By Jacob Lorinc, Business Reporter | Mon., April 5, 2021
Struggling airline Air Transat says it’s in the “advanced stages” of negotiations with the federal government for an aid package after Air Canada dropped its bid to acquire the Quebec-based company.
“Our discussions are in their advanced stages, both for relief and for sectoral aid,” company spokesperson Christophe Hennebelle said Monday. “We believe that funding will arrive in the coming weeks.”
On Friday, Air Canada dropped its planned $190-million purchase of the much-smaller Transat after European regulators signalled it likely would not pass their antitrust concerns last week. The airline, which first bid on Transat in 2019, reduced its offer last year as the COVID-19 pandemic decimated the travel industry.
The Air Transat now says it needs financing, fast. The tour operator has obligations to repay a $50-million revolving loan by April 29 and a $250-million short-term loan that matures at the end of June. In total, it says it needs at least $500 million in the coming year to stay afloat.
The latest development adds new turbulence to Ottawa’s ongoing talks with the airlines for a bailout. Thousands of Montreal-area workers will be out of jobs should the airline fail — ahead of a possible federal election this year.
In a statement on Friday, federal Transportation Minister Omar Alghabra said the government is in “active discussions regarding financial support” for Air Transat and the other airlines.
“The most important thing for our government is to protect jobs in Quebec and across Canada, as well as preserving the long-term viability” of the discount flyer, Alghabra said.
Quebec Economy Minister Pierre Fitzgibbon has also said that the province “will not leave Transat without support.”
Air Transat has long struggled to compete against its larger competitors, and is surveying prospective buyers that could help keep them competitive in the years ahead.

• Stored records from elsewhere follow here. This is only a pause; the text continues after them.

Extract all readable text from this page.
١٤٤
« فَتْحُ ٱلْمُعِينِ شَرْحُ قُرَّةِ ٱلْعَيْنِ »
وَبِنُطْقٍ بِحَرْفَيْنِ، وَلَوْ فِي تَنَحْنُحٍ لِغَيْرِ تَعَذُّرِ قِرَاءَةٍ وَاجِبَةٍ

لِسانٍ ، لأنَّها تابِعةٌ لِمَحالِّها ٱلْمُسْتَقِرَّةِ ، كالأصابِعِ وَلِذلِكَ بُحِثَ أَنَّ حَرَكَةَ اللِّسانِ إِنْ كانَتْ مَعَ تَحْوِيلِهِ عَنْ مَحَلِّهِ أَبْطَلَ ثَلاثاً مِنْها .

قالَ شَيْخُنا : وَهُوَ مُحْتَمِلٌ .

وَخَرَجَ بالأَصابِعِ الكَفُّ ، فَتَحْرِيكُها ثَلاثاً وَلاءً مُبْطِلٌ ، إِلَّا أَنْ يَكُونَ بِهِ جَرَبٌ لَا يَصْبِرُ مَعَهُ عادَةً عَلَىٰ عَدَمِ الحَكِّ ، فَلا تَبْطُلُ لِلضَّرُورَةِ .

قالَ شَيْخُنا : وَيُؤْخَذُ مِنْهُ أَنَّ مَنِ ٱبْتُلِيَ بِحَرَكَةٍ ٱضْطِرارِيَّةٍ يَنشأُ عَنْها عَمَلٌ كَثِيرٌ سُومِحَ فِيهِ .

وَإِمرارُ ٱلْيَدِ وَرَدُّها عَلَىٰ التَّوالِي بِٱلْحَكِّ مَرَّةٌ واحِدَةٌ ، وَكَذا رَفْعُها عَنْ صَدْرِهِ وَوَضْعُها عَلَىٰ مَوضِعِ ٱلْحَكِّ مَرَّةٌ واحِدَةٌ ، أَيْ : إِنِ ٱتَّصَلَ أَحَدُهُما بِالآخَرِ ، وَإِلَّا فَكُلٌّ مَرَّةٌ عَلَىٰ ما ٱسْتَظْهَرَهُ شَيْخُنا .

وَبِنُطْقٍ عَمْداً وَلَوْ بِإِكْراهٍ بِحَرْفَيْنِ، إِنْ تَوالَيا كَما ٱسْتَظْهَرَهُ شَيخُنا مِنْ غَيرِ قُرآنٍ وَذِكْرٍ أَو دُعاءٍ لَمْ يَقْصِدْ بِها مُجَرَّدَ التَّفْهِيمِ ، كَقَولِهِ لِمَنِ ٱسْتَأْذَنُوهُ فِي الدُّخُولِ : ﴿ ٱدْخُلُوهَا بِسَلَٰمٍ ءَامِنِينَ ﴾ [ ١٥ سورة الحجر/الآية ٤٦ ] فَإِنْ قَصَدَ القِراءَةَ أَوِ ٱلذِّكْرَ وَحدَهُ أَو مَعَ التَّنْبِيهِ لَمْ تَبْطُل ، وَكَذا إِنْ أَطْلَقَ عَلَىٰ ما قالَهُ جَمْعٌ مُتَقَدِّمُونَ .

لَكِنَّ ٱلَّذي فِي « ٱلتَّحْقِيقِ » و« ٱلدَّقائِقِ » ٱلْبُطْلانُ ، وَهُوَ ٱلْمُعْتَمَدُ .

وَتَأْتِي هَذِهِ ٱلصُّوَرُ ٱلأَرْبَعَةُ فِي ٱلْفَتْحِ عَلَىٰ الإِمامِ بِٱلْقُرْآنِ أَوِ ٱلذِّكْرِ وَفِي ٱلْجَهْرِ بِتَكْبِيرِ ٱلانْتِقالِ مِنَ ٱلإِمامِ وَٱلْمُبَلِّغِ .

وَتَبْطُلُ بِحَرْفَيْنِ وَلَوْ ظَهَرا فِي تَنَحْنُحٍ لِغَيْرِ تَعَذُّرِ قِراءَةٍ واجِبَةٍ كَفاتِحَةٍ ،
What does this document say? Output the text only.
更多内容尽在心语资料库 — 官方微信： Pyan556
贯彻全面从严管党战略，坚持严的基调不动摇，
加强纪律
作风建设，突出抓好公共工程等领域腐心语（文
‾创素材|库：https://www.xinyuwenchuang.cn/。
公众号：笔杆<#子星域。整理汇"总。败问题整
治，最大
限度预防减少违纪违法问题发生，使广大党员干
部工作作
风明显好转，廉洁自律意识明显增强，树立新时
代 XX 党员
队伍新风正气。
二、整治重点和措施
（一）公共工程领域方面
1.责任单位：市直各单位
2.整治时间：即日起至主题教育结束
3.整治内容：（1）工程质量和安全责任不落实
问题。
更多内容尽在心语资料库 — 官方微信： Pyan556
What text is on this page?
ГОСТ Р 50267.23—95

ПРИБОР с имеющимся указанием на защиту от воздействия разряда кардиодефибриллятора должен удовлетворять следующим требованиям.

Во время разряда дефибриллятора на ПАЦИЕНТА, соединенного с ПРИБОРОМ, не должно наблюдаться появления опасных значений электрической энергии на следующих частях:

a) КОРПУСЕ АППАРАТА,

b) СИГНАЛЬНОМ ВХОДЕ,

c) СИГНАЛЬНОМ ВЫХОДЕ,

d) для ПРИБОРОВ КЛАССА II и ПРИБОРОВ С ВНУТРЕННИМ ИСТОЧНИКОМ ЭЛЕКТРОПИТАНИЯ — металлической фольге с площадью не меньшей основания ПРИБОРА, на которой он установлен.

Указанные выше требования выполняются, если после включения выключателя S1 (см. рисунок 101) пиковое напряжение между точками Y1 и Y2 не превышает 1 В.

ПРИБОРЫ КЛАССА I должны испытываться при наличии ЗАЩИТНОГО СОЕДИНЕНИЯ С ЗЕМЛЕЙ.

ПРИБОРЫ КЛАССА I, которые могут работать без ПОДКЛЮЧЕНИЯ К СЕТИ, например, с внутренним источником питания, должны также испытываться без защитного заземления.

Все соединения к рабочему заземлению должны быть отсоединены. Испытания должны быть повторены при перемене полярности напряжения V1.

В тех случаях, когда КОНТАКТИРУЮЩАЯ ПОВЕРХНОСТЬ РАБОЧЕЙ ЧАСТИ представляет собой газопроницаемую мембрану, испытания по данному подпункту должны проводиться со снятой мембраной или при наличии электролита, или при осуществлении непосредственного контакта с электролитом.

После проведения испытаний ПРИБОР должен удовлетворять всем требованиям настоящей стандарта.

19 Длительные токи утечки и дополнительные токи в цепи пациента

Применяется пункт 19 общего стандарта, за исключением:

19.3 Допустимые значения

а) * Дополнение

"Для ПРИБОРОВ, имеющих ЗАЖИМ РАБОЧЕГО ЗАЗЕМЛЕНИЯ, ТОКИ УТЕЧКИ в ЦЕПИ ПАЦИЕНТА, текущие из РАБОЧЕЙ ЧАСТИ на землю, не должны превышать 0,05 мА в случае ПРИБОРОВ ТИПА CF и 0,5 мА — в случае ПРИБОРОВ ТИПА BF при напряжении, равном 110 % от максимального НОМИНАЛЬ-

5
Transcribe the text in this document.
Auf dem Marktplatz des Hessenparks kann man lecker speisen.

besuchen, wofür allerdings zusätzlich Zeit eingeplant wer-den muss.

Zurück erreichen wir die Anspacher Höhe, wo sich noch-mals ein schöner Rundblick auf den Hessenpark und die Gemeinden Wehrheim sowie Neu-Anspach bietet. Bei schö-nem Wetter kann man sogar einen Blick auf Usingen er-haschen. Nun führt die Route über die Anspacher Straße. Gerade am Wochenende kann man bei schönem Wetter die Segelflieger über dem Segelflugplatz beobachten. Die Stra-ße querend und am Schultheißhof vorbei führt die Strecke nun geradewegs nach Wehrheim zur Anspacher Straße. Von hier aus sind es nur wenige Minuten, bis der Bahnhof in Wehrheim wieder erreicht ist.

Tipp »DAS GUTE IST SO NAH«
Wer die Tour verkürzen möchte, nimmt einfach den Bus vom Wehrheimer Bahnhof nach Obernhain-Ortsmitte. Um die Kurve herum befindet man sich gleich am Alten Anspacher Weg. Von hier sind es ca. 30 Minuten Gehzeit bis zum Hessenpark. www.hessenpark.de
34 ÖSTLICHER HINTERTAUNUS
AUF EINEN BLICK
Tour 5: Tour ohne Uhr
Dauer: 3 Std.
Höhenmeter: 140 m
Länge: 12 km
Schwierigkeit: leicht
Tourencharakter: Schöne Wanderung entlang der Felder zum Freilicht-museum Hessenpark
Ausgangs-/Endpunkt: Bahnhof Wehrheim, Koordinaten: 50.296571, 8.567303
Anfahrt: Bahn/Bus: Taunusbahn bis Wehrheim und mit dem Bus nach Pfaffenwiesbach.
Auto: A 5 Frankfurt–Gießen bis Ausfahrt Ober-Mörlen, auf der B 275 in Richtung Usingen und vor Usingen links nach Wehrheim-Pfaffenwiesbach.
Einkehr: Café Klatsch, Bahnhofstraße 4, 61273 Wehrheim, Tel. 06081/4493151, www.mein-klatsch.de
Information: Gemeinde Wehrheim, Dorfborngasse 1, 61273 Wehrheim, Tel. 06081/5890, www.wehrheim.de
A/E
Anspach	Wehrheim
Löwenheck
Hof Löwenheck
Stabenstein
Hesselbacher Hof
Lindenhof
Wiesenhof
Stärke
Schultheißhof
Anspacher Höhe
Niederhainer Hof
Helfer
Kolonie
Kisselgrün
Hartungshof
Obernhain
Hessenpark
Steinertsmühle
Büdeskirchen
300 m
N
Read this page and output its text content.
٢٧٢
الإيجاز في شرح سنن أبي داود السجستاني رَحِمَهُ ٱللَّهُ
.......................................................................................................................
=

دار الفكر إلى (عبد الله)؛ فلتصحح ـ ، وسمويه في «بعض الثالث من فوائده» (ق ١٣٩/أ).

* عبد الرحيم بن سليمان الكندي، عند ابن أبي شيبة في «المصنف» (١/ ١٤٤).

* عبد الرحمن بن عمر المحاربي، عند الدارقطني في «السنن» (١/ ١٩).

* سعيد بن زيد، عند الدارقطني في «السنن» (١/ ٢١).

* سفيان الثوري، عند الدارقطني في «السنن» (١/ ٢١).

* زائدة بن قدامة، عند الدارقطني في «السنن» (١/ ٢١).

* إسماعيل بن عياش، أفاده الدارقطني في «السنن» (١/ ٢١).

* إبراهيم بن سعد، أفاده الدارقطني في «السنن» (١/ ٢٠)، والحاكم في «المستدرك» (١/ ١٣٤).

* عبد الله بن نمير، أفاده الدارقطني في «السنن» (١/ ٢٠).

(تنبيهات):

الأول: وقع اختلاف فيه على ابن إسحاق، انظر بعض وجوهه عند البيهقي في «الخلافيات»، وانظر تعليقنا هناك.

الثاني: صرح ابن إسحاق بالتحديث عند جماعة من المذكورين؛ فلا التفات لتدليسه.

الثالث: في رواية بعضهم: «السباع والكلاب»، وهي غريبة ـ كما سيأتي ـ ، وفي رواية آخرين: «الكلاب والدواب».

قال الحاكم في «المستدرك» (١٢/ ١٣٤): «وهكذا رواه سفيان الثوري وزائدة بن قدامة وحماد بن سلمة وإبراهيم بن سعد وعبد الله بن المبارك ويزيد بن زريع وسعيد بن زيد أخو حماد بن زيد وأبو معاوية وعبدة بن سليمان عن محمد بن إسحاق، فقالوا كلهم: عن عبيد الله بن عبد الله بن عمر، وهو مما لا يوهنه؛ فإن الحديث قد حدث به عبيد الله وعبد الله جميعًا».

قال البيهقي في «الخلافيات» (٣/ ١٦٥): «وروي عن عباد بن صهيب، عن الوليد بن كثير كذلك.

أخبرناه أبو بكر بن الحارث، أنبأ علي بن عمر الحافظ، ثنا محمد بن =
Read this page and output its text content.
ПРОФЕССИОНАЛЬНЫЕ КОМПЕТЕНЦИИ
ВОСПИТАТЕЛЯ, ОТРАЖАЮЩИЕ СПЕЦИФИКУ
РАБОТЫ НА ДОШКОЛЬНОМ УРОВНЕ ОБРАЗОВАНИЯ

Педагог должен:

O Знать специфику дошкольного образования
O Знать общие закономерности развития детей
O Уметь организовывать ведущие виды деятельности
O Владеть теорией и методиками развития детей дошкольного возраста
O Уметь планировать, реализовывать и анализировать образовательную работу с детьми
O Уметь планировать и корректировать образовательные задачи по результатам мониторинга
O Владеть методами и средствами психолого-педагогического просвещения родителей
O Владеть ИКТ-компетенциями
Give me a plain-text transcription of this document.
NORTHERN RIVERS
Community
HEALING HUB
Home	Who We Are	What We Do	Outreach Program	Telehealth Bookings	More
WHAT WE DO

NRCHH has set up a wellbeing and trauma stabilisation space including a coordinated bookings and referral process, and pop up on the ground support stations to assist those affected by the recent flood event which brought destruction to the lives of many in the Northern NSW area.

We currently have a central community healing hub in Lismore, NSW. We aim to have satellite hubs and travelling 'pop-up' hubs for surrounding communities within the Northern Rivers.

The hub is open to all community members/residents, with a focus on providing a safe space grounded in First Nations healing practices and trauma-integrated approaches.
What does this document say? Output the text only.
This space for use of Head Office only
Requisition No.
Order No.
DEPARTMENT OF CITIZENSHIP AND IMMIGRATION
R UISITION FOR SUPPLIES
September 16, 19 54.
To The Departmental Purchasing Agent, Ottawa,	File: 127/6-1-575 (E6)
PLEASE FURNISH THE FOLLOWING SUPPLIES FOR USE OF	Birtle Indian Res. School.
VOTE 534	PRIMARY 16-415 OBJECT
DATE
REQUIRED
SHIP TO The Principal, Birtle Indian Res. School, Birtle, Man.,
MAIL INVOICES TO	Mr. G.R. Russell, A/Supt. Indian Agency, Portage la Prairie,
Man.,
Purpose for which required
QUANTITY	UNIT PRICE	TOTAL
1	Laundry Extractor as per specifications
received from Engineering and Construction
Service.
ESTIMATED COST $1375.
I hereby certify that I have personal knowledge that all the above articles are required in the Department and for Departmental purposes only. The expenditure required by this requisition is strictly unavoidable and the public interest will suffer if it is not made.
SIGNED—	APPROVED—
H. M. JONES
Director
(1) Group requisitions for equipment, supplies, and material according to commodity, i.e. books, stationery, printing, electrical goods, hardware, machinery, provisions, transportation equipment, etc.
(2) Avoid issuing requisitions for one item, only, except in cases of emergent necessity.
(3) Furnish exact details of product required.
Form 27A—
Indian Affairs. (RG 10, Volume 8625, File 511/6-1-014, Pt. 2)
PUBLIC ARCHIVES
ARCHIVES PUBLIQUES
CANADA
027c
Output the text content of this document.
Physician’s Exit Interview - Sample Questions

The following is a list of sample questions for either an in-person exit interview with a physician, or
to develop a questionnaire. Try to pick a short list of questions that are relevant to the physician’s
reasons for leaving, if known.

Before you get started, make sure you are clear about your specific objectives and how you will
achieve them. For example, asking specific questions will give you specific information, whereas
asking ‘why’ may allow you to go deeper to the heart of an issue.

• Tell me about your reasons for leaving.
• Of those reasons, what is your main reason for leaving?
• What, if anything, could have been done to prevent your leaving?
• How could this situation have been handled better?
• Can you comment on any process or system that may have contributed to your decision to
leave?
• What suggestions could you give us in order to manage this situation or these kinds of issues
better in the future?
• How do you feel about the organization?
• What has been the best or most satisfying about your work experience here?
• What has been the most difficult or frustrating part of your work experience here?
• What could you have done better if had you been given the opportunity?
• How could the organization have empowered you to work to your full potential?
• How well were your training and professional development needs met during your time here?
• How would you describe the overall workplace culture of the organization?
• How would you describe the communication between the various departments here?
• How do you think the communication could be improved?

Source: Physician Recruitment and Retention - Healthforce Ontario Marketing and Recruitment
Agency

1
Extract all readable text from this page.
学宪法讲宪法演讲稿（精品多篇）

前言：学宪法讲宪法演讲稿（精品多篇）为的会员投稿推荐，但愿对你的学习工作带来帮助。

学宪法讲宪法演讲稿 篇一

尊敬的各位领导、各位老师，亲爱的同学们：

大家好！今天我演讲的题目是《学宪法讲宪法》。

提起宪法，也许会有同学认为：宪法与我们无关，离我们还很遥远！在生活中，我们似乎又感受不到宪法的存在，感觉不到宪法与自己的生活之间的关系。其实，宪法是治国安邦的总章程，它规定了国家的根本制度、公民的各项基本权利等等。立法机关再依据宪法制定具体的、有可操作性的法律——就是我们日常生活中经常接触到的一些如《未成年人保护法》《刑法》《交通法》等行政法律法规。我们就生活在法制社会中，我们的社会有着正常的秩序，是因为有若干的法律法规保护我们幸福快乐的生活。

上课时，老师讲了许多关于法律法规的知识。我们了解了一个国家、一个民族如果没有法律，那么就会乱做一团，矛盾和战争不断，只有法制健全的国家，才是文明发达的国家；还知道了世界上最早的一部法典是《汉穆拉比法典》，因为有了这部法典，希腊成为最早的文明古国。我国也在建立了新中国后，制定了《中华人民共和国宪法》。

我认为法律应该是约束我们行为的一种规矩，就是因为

One option is Canadian billionaire and Quebecor Inc. chief executive Pierre Karl Péladeau, who said he’d made an offer for Transat in December and that the deal is still available. The businessman proposed buying Transat for $5 a share, though the company had previously said his bid wasn’t high enough.
Hennebelle said the company is now reviewing all its options, including Péladeau’s proposal.
On Monday, Transat AT shares plunged by 14.5 per cent to $4.69 on the Toronto Stock Exchange as it closed its first day of trading since the late-Friday announcement of the failed takeover. Meanwhile, Air Canada shares gained 2.4 per cent, to $27.10, as investors expressed confidence in the company’s cost-saving decision.
John Gradek, a former Air Canada executive and lecturer at McGill University, says the smaller airline will need to secure government aid in order to remain competitive.
“Without this money, they’re toast,” Gradek said of Air Transat. “They need the money for customer refunds, for hiring pilots and mechanics and for getting planes in shape so they’ll be ready to fly come June.”
Customers who’d booked flights with the discount airline were not given refunds for flights that were cancelled at the outset of the pandemic. Since bailout negotiations started last year, Ottawa has been adamant that financial relief cannot go ahead unless the airlines agree to refund customers.
Air Transat said the company has agreed to that demand.
“Since the beginning, we’ve said that our intention is to refund customers provided the government will give us an aid package. We’re still of that opinion,” said Hennebelle.